The Star of David flutters, recognisable but distorted and fractured, on
the cover of Supraphon's booklet. Inside are four works by composers whose
lives were each fractured or ended in the Second World War.
Rudolf Karel was one of Dvorák's last pupils at the National
Conservatoire in Prague. Much of his life anticipates the trajectory of those
of his fellow composers here; caught in Russia in the First World War he
spent his years there in the Information Division of the Austro-Hungarian,
later Czechoslovak, force. Returning home he became a professor of composition
at his old conservatoire and began a series of adventurous works, somewhat
austere, polyphonic and Regerian, which later softened into a more simplified
style.
Karel was imprisoned for resistance activities in 1943 and eventually transferred
to Terezin in February 1945, where he died the following month. Supraphon's
notes are exceptionally unhelpful, telling us next to nothing about any of
the works and giving a bare minimum of biographical information and so the
textual complexities surrounding Karel's Nonet are nowhere addressed. As
I understand it the Nonet was composed between January and February 1945
in the most distressing circumstances and left incomplete after Karel's death
from dysentery on 6 March 1945. Frantisek Hertl completed the Nonet's
instrumentation for a first performance on 21 December 1945. Many years later
Vaclav Snitl completed a new orchestration, in 1984, for a performance by
the Czech Nonet in 1985. I can only assume that it is Snitl's edition that
is played on this disc.
The work itself shows few overt signs of its terrible compositional history
and one can only wonder at the sixty-five year old composer's fortitude.
Karel integrates the string and wind quintets with practised skill; magically
he allows the violin to cut through the instrumentation in the Andante
in a passionate reflection tinged with intimations of regret. In the
opening movement he makes great play of affecting string writing alternating
with exposed horn and clarinet passages. The third movement begins as a Czech
dance, led by the upper voices, the horn and bassoon underpinning the texture.
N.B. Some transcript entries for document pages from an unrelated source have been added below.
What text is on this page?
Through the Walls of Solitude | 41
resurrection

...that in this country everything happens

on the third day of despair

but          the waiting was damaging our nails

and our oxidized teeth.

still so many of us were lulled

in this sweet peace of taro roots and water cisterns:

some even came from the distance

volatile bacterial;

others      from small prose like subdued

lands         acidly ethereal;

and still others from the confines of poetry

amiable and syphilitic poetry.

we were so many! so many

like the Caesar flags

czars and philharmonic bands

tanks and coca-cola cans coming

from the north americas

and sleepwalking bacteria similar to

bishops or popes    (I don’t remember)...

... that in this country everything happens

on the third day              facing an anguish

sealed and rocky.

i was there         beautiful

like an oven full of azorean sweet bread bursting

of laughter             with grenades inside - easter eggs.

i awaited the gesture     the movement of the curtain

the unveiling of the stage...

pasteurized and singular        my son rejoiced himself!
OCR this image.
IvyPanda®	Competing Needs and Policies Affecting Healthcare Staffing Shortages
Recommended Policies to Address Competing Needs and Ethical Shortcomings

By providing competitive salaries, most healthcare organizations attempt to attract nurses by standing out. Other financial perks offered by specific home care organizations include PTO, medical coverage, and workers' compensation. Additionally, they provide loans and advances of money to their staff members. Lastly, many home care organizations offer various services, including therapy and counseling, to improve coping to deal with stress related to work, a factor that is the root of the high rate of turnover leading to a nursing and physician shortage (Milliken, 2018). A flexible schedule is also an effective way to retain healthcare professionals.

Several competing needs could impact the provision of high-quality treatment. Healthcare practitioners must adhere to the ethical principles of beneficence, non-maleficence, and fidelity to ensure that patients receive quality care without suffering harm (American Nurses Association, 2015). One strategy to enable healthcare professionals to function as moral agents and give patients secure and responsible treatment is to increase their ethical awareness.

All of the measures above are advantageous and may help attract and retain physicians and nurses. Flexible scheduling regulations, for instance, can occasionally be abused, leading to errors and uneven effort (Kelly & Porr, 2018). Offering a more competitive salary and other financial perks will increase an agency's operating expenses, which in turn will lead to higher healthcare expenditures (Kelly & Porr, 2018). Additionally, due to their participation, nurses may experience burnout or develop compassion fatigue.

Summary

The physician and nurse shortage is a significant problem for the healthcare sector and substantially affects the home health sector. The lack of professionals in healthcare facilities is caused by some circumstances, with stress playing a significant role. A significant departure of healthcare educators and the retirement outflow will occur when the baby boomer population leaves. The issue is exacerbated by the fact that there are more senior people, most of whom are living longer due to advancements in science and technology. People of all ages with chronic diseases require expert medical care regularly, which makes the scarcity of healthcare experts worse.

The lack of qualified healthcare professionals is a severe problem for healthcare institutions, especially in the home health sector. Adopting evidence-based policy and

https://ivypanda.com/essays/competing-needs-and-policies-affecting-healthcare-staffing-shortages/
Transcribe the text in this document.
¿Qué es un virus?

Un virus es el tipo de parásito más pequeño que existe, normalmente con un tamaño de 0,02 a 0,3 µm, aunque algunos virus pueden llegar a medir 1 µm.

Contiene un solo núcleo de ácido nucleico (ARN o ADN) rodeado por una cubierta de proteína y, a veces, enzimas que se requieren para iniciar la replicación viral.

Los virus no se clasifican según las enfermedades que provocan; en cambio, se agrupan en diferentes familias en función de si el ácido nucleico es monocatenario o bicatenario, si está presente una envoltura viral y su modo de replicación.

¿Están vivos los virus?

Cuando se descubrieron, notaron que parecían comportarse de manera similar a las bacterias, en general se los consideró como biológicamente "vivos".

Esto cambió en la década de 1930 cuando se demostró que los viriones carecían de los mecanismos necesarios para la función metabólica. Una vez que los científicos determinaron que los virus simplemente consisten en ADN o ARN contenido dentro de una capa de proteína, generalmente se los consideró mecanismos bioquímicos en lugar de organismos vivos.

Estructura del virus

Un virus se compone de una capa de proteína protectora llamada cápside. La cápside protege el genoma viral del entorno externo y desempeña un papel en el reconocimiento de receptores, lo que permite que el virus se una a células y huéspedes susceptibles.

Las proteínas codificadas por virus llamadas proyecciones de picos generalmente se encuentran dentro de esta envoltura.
A reminiscence of the first movement leads towards a rather staccato but
not inappropriate conclusion.
Never over-emphatic, neither raging nor despairing, this is a work of almost
heroic simplicity; a composer knowing himself to be at the end of his life,
looking back through the complexities of his compositional middle-period
to his radiant uncomplicated youth.
Stepan Lucky was born in Zilina in 1919 into what was then newly
independent Czechoslovakia and what is now Slovakia. As with Karel, Lucky
was active in the resistance - and in the Slovak Uprising of 1944 - and was
sent to Auschwitz and Buchenwald. After the War he studied with Ridky and
Haba and began a career as a forward-thinking composer before emerging as
one of the Republic's leading film composers. The Divertimento dates from
1974 and with its busy clarinet and flute writing it wears a rather puckish
Prokofiev-like cut; a very folkish clarinet episode leads to the now pliant
clarinet being joined by oboe and flute as they gently end the alla marcia.
Lucky writes a rather crepuscular slow movement and a light-but-involved
scherzo finale. This is a short but welcome addition to the repertoire
and written in the best traditions of Czech and Slovak wind writing.
Haas and Klein are the best known of the composers and we can
judge their works with a certain objective detachment because the op. 10
Quintet of Haas dates from 1929 and the Klein, though written in 1940,
precedes his incarceration in Terezin. Haas's piece is deliciously witty.
Beginning with a rather insistent rising and falling theme with chirping
runs and brilliant French horn writing it discloses an increasingly expressive
Preghiera which flirts with Stravinsky. The Balo eccentrico is
just that with an impish dance and thwarted attempts to lyricise the theme
- a delightfully witty exhausted slumping signals the effort involved. The
finale is clear-eyed, somewhat stern and withdrawn before opening
out fully into a neo-baroque conclusion tinged with chromaticism. Throughout,
something of Janacek's influence can be felt and Haas' own description of
the 1920-22 Brno master classes, which Janacek led, and Haas attended, could
equally apply to the younger composer; "His short sentences were often glaringly
contradictory, and yet his powers of persuasion were as strong as his beliefs."
Once again the notes don't tell us but Klein's Divertimento is written
for two oboes, two clarinets, two bassoons and two French horns. They are
played by members of the Czech Philharmonic Orchestra conducted by Vladimir
Valek. It is a fractious and angular piece and flirts with elements of atonality.
With its emphasis on polyphony this is an exceptionally astute work for a
twenty-one year old. Saturated as it is in Moravian folk song influence the
adagio in particular burgeons under Klein's sophisticated harmonic
textures; the variation form he employs in such a short span of time - barely
five minutes - is especially noteworthy as is the Janacek theme (from The
Diary of One who Disappeared) and its subsequent development.
The performances here are all deeply impressive. The Academia Wind Quintet
Prague, in particular, is an outstanding group whose expressive, technical
and stylistic qualities lend distinction to the music and to this disc.